Some students who complete all of the academic requirements for college never actually get their degree.
In fact, that was the case for almost one in 10 students recently audited by the Institute for Higher Education Policy, an education nonprofit. And for many of these students, a new report says, minor hold-ups are to blame, like incomplete paperwork or a financial hold on their accounts.
More than 36 million Americans have some college but no degree, a number that has increased as the Covid-19 pandemic disrupted studies and deepened longstanding inequities across the country. As colleges fight to turn around sagging enrollments, institutions have turned to adult learners in particular — people over 25, who have different needs than students fresh out of high school.
IHEP’s new report, released on Monday, outlined findings from a three-year initiative called Degrees When Due, which aimed to identify the biggest barriers these students face and help them get back on track to graduation. Degrees When Due conducted “degree audits” for students at nearly 200 colleges from 23 states, looking through transcripts to find former students who had completed college but were never awarded their degrees, as well as those who were close to finishing but never did.

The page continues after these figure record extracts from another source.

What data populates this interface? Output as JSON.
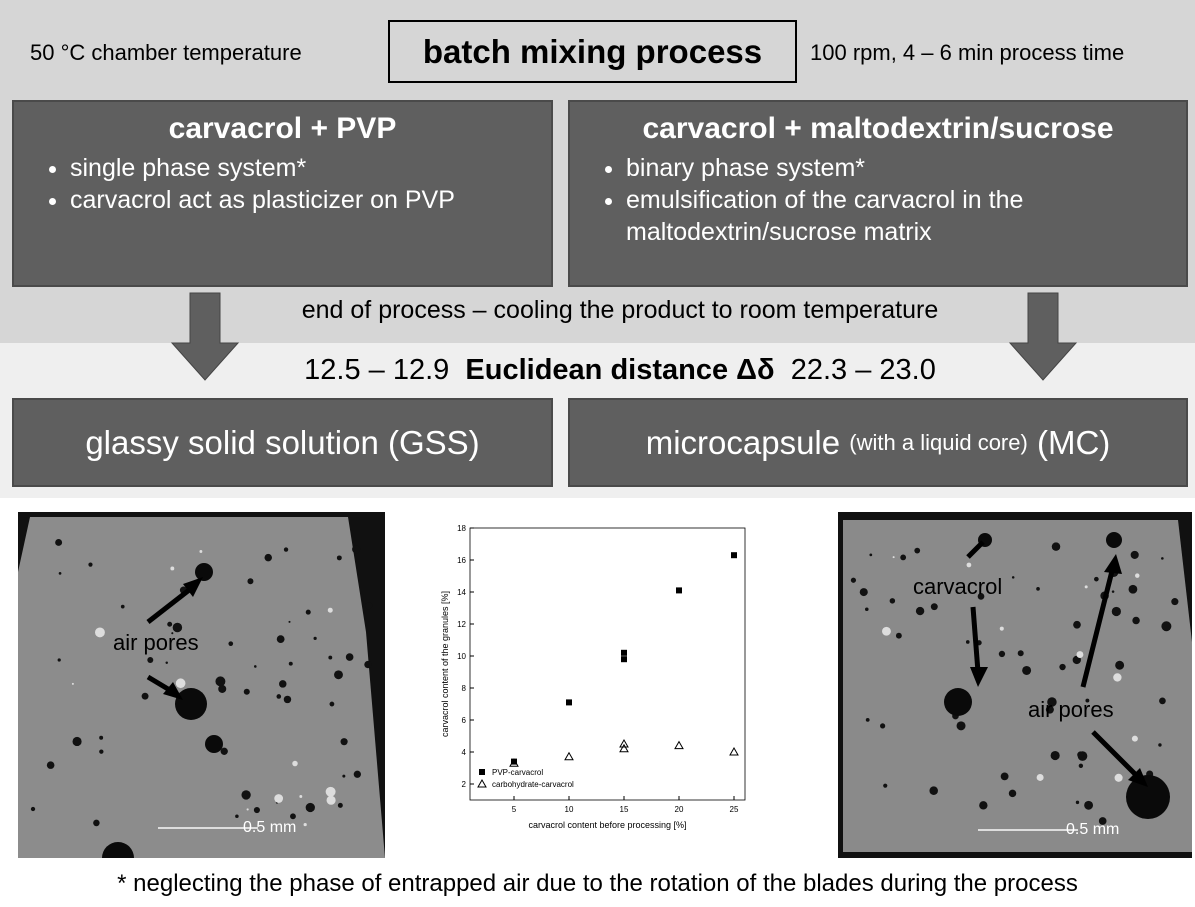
{
  "header": {
    "left_note": "50 °C chamber temperature",
    "title": "batch mixing process",
    "right_note": "100 rpm, 4 – 6 min process time"
  },
  "boxes": [
    {
      "title": "carvacrol + PVP",
      "bullets": [
        "single phase system*",
        "carvacrol act as plasticizer on PVP"
      ]
    },
    {
      "title": "carvacrol + maltodextrin/sucrose",
      "bullets": [
        "binary phase system*",
        "emulsification of the carvacrol in the maltodextrin/sucrose matrix"
      ]
    }
  ],
  "transition": "end of process – cooling the product to room temperature",
  "distance": {
    "left_range": "12.5 – 12.9",
    "label": "Euclidean distance Δδ",
    "right_range": "22.3 – 23.0"
  },
  "results": [
    {
      "parts": [
        "glassy solid solution (GSS)"
      ]
    },
    {
      "parts": [
        "microcapsule",
        "(with a liquid core)",
        "(MC)"
      ]
    }
  ],
  "images": [
    {
      "labels": [
        "air pores"
      ],
      "scale": "0.5 mm"
    },
    {
      "labels": [
        "carvacrol",
        "air pores"
      ],
      "scale": "0.5 mm"
    }
  ],
  "chart_data": {
    "type": "scatter",
    "xlabel": "carvacrol content before processing [%]",
    "ylabel": "carvacrol content of the granules [%]",
    "xlim": [
      1,
      26
    ],
    "ylim": [
      1,
      18
    ],
    "xticks": [
      5,
      10,
      15,
      20,
      25
    ],
    "yticks": [
      2,
      4,
      6,
      8,
      10,
      12,
      14,
      16,
      18
    ],
    "grid": false,
    "legend": "lower left",
    "series": [
      {
        "name": "PVP-carvacrol",
        "color": "#000000",
        "marker": "square",
        "x": [
          5,
          10,
          15,
          15,
          20,
          25
        ],
        "values": [
          3.4,
          7.1,
          10.2,
          9.8,
          14.1,
          16.3
        ]
      },
      {
        "name": "carbohydrate-carvacrol",
        "color": "#000000",
        "marker": "triangle",
        "x": [
          5,
          10,
          15,
          15,
          20,
          25
        ],
        "values": [
          3.3,
          3.7,
          4.5,
          4.2,
          4.4,
          4.0
        ]
      }
    ]
  },
  "footnote": "* neglecting the phase of entrapped air due to the rotation of the blades during the process"
}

The institute identified more than 170,000 students who were close to earning a degree. So far, about 10,700 of them have now graduated. Nearly 3,000 others are on track to do so.
The auditing process isn’t just useful for identifying students, according to Mamie Voight, the institute’s president and chief executive. It also helps higher-education leaders see patterns in what’s preventing students from graduating, which can illuminate potential solutions, she said.

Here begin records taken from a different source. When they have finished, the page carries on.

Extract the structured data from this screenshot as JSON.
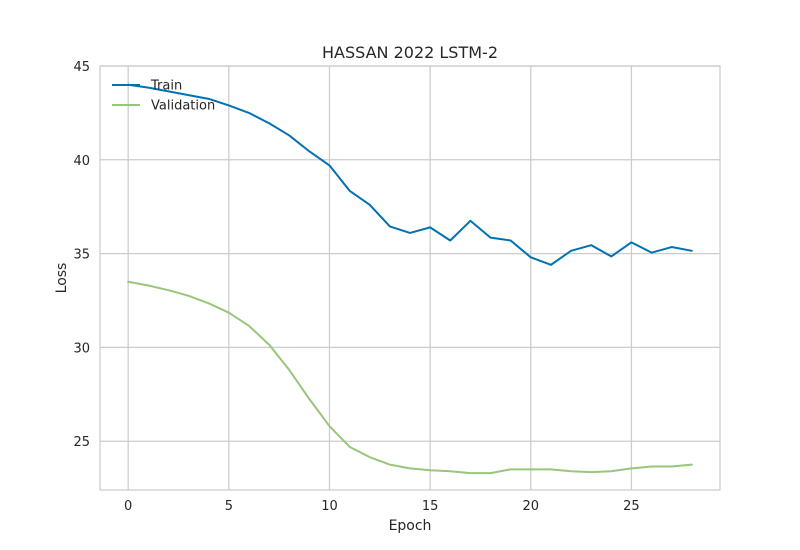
{
  "chart_data": {
    "type": "line",
    "title": "HASSAN 2022 LSTM-2",
    "xlabel": "Epoch",
    "ylabel": "Loss",
    "xlim": [
      -1.4,
      29.4
    ],
    "ylim": [
      22.4,
      45
    ],
    "xticks": [
      0,
      5,
      10,
      15,
      20,
      25
    ],
    "yticks": [
      25,
      30,
      35,
      40,
      45
    ],
    "grid": true,
    "legend_position": "top-left",
    "x": [
      0,
      1,
      2,
      3,
      4,
      5,
      6,
      7,
      8,
      9,
      10,
      11,
      12,
      13,
      14,
      15,
      16,
      17,
      18,
      19,
      20,
      21,
      22,
      23,
      24,
      25,
      26,
      27,
      28
    ],
    "series": [
      {
        "name": "Train",
        "color": "#0072b2",
        "values": [
          44.0,
          43.85,
          43.65,
          43.45,
          43.25,
          42.9,
          42.5,
          41.95,
          41.3,
          40.45,
          39.7,
          38.35,
          37.6,
          36.45,
          36.1,
          36.4,
          35.7,
          36.75,
          35.85,
          35.7,
          34.8,
          34.4,
          35.15,
          35.45,
          34.85,
          35.6,
          35.05,
          35.35,
          35.15
        ]
      },
      {
        "name": "Validation",
        "color": "#98c67a",
        "values": [
          33.5,
          33.3,
          33.05,
          32.75,
          32.35,
          31.85,
          31.15,
          30.15,
          28.8,
          27.25,
          25.8,
          24.7,
          24.15,
          23.75,
          23.55,
          23.45,
          23.4,
          23.3,
          23.3,
          23.5,
          23.5,
          23.5,
          23.4,
          23.35,
          23.4,
          23.55,
          23.65,
          23.65,
          23.75
        ]
      }
    ]
  }
}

The report says one of the most common academic barriers for near-completers — students who’ve finished at least two years of college — was a course required for a major. Overall, about 33 percent of these students were missing a major-specific course. At four-year institutions, more than half of students were.
For the 1 in 10 students who met all of the academic requirements for degrees, bureaucracy often derailed them, the report says. Within that group, about 14 percent percent had financial holds, like library fees or parking fines, that prevented them from graduating. Paperwork was another hurdle: About 62 percent of these students had yet to complete a graduation application, the report says.
Older students, college-goers from low-income backgrounds, first-generation students, and students of color are all disproportionately affected by these barriers, the report says. Black, Indigenous, Hispanic or Latino/a, and underrepresented Asian American and Pacific Islander students are 30 percent more likely to drop out of college than their white peers, according to the report.
But there’s some good news, too: Nearly half of students who were awarded an associate or bachelor’s degree through Degrees When Due were students of color, and 46 percent were from low-income backgrounds.
“Higher education is a pathway to a better living and a better life, but in order for it to have that type of impact, students need to complete — they need to get those credentials that they’ve worked so hard to earn,” Voight said. “It’s incredibly important, especially now in wake of the pandemic, as so many students have had their studies disrupted.”